Livret A : la baisse à 1,5 % en février 2026 inquiète les épargnants, le rendement s'effrite face à l'inflation
Le taux du Livret A pourrait chuter à 1,5 % en février 2026, suscitant l'inquiétude des épargnants. Comment cette baisse impactera-t-elle vos économies ?

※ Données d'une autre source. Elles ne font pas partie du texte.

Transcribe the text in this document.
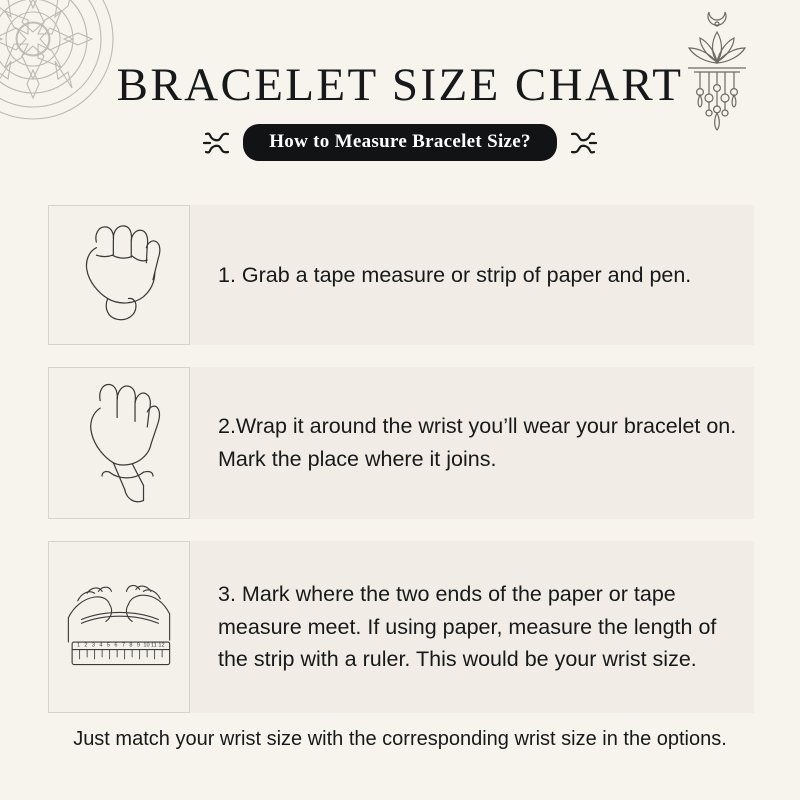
BRACELET SIZE CHART
How to Measure Bracelet Size?
1. Grab a tape measure or strip of paper and pen.
2.Wrap it around the wrist you’ll wear your bracelet on. Mark the place where it joins.
1 2 3 4 5 6 7 8 9 10 11 12
3. Mark where the two ends of the paper or tape measure meet. If using paper, measure the length of the strip with a ruler. This would be your wrist size.
Just match your wrist size with the corresponding wrist size in the options.
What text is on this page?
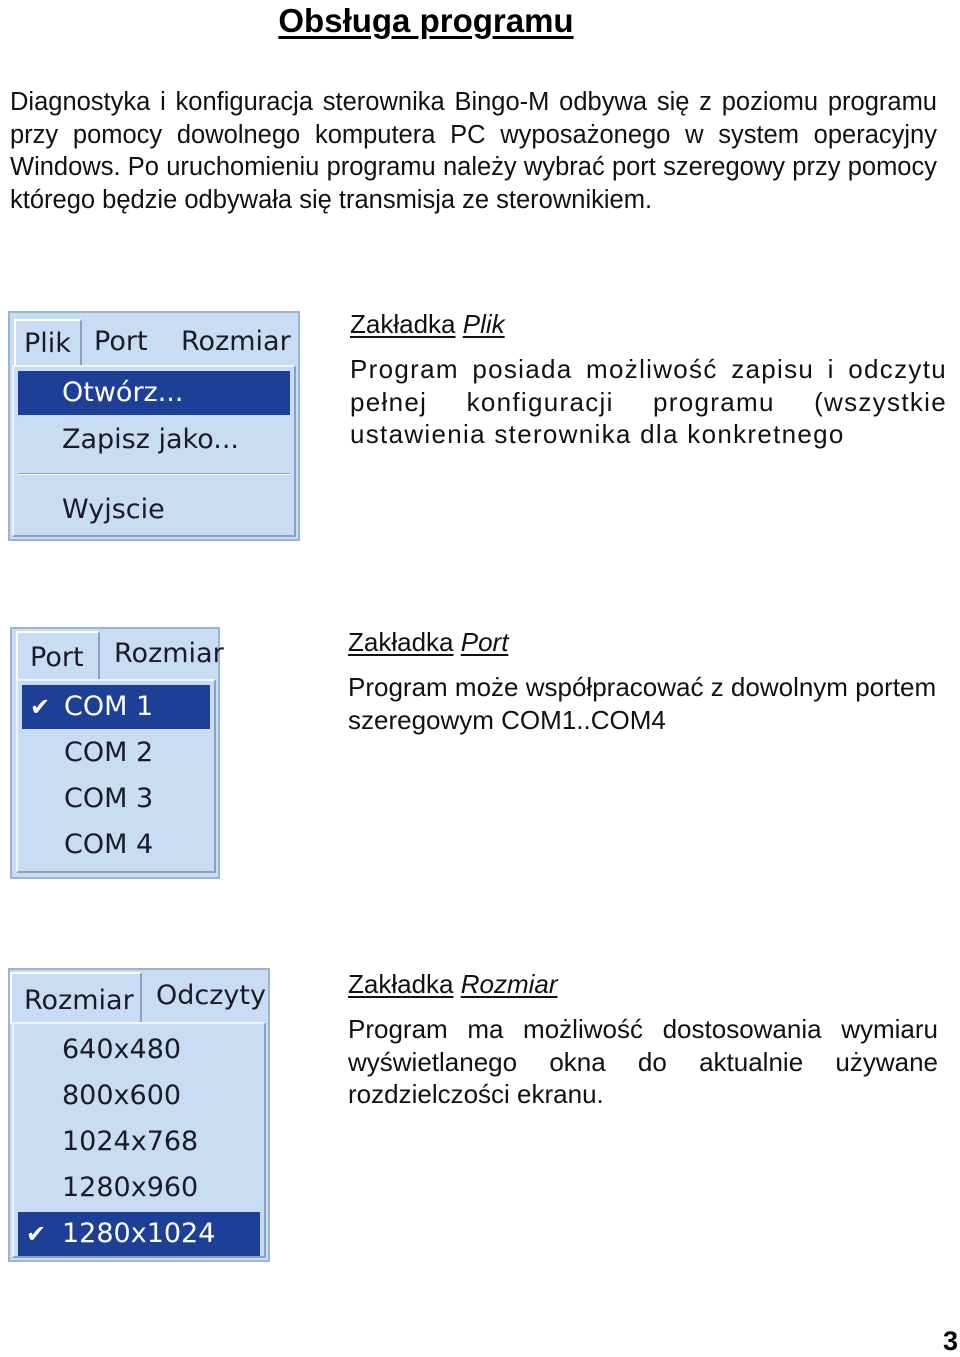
Obsługa programu

Diagnostyka i konfiguracja sterownika Bingo-M odbywa się z poziomu programu przy pomocy dowolnego komputera PC wyposażonego w system operacyjny Windows. Po uruchomieniu programu należy wybrać port szeregowy przy pomocy którego będzie odbywała się transmisja ze sterownikiem.

Plik Port Rozmiar
Otwórz...
Zapisz jako...
Wyjscie

Zakładka Plik

Program posiada możliwość zapisu i odczytu pełnej konfiguracji programu (wszystkie ustawienia sterownika dla konkretnego

Port Rozmiar
✔ COM 1
COM 2
COM 3
COM 4

Zakładka Port

Program może współpracować z dowolnym portem szeregowym COM1..COM4

Rozmiar Odczyty
640x480
800x600
1024x768
1280x960
✔ 1280x1024

Zakładka Rozmiar

Program ma możliwość dostosowania wymiaru wyświetlanego okna do aktualnie używane rozdzielczości ekranu.

3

La mauvaise nouvelle se précise pour des millions d’épargnants : au prochain rendez-vous semestriel, le Livret A pourrait encore être abaissé. Dans un contexte de désinflation et de taux interbancaires en repli, la rémunération du produit star de l’épargne de précaution perd du terrain. Les ménages regardent le calendrier, inquiets, car les ajustements se font deux fois par an, au 1er février et au 1er août. À l’heure où la mécanique de calcul reprend ses droits, l’échéance qui arrive fait grincer des dents.

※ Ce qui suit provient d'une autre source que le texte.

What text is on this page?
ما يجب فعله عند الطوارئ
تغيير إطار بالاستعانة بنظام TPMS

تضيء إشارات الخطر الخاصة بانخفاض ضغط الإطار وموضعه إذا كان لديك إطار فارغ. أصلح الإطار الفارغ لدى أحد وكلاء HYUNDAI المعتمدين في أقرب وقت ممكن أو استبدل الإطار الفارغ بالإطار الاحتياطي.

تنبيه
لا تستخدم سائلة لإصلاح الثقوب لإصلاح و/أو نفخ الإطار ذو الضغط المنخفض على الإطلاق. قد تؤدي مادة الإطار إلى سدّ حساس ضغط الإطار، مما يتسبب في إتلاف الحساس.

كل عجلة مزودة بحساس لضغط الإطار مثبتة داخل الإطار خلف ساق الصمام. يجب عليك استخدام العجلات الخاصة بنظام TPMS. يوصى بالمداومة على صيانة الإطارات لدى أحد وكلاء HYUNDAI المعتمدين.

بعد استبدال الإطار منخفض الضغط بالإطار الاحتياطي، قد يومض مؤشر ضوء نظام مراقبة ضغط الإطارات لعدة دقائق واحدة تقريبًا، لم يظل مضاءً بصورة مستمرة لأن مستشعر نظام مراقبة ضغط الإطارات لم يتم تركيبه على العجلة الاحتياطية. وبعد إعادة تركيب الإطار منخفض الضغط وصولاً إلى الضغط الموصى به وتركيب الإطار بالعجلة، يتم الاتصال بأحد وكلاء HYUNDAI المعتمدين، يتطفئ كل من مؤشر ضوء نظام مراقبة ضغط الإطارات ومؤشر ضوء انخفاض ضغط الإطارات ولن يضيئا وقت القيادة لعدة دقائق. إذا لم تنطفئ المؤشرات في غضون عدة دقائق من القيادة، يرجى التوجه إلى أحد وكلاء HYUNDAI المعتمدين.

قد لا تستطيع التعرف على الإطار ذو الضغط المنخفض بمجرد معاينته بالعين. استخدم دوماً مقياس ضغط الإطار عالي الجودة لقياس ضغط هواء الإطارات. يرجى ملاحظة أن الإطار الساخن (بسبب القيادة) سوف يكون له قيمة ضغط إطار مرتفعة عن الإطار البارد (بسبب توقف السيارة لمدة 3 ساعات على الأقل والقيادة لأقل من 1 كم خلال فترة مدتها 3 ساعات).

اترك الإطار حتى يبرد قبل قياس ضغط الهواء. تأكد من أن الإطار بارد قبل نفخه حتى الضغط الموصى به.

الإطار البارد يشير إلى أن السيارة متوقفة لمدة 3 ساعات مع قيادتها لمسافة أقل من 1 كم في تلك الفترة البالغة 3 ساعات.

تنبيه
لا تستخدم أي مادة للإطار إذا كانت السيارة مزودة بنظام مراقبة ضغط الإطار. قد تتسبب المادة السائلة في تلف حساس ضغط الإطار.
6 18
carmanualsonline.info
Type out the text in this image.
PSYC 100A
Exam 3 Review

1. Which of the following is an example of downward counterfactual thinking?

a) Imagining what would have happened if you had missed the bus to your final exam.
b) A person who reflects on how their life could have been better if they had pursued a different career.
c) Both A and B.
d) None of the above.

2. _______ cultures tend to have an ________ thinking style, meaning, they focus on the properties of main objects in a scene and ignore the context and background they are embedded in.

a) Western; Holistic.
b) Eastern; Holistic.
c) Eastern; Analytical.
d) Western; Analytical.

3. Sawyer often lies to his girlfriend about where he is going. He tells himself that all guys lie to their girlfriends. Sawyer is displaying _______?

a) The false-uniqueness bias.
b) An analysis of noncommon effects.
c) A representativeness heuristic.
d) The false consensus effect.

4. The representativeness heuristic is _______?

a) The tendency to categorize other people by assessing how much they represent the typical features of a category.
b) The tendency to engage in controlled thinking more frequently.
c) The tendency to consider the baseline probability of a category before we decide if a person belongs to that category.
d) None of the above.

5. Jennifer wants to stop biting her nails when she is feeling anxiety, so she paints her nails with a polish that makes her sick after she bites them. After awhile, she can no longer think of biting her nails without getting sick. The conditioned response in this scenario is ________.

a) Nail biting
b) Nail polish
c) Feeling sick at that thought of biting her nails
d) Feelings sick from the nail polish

Selon la formule réglementaire, un taux Livret A attendu à 1,5 % en février 2026 ressort des dernières moyennes : inflation hors tabac autour de 1,03 % et taux €STR proche de 1,92 %. L’addition est mécanique, sans coup de pouce, et aboutit à une rémunération plus faible qu’aujourd’hui. L’épargne reste exonérée d’impôt et disponible, mais son rendement réel s’effrite. Et ce n’est pas la seule info qui change la donne.
Taux Livret A : la formule et la trajectoire jusqu’à février 2026
Le niveau du Livret A ne sort pas d’un chapeau : il dépend d’une formule encadrée par la Banque de France et validée par Bercy. Deux ingrédients comptent sur les six derniers mois, la hausse des prix hors tabac et le coût de l’argent entre banques, puis une moyenne est prise. Avec une inflation moyenne à 1,03 % et un €STR autour de 1,92 %, le calcul mène bien à 1,5 %. Sauf décision dérogatoire, la baisse se matérialiserait au 1er février 2026, comme le veut le rythme semestriel.
Cette trajectoire s’inscrit dans une séquence deja engagée en 2025. Le taux est passé à 2,4 % au 1er février 2025, puis à 1,7 % au 1er août 2025, dans le sillage du reflux de l’inflation. Le produit conserve son rôle d’épargne de précaution largement diffusée, mais côté détenteurs la rémunération continue de s’aligner sur des indicateurs en baisse. Le message est clair : tant que l’inflation et les taux interbancaires restent atones, le rendement suit.
Ce que ça change : rendements, LEP et arbitrages possibles
Concrètement, la baisse à 1,5 % rend la rémunération presque symbolique sur un plafond 22 950 € : environ 344 € d’intérêts par an, soit autour de 29 € par mois. Sur 10 000 €, on tombe à 150 € annuels. Ces montants, nets d’impôt, ne couvrent plus la hausse continue des dépenses essentielles pour de nombreux foyers. Les jeunes actifs voient leur effort d’épargne peu récompensé ; des retraités perdent un appoint ; des ménages modestes constatent que l’épargne de précaution protège moins.
Le LEP, réservé aux ménages modestes, suivrait la même mécanique et pourrait glisser d’environ 2,7 % à 2,0 %, soit 200 € par an pour 10 000 € au plafond du produit. Face à ce recul, certains regardent des assurances vie en fonds euros, des comptes à terme ou des placements plus dynamiques, au prix d’un risque ou d’un blocage du capital. D’autres conservent la sécurité et la disponibilité du Livret A, en attendant une éventuelle inflexion des indicateurs. Une chose est sûre : l’attente jusqu’à février 2026 s’annonce scrutée de très près.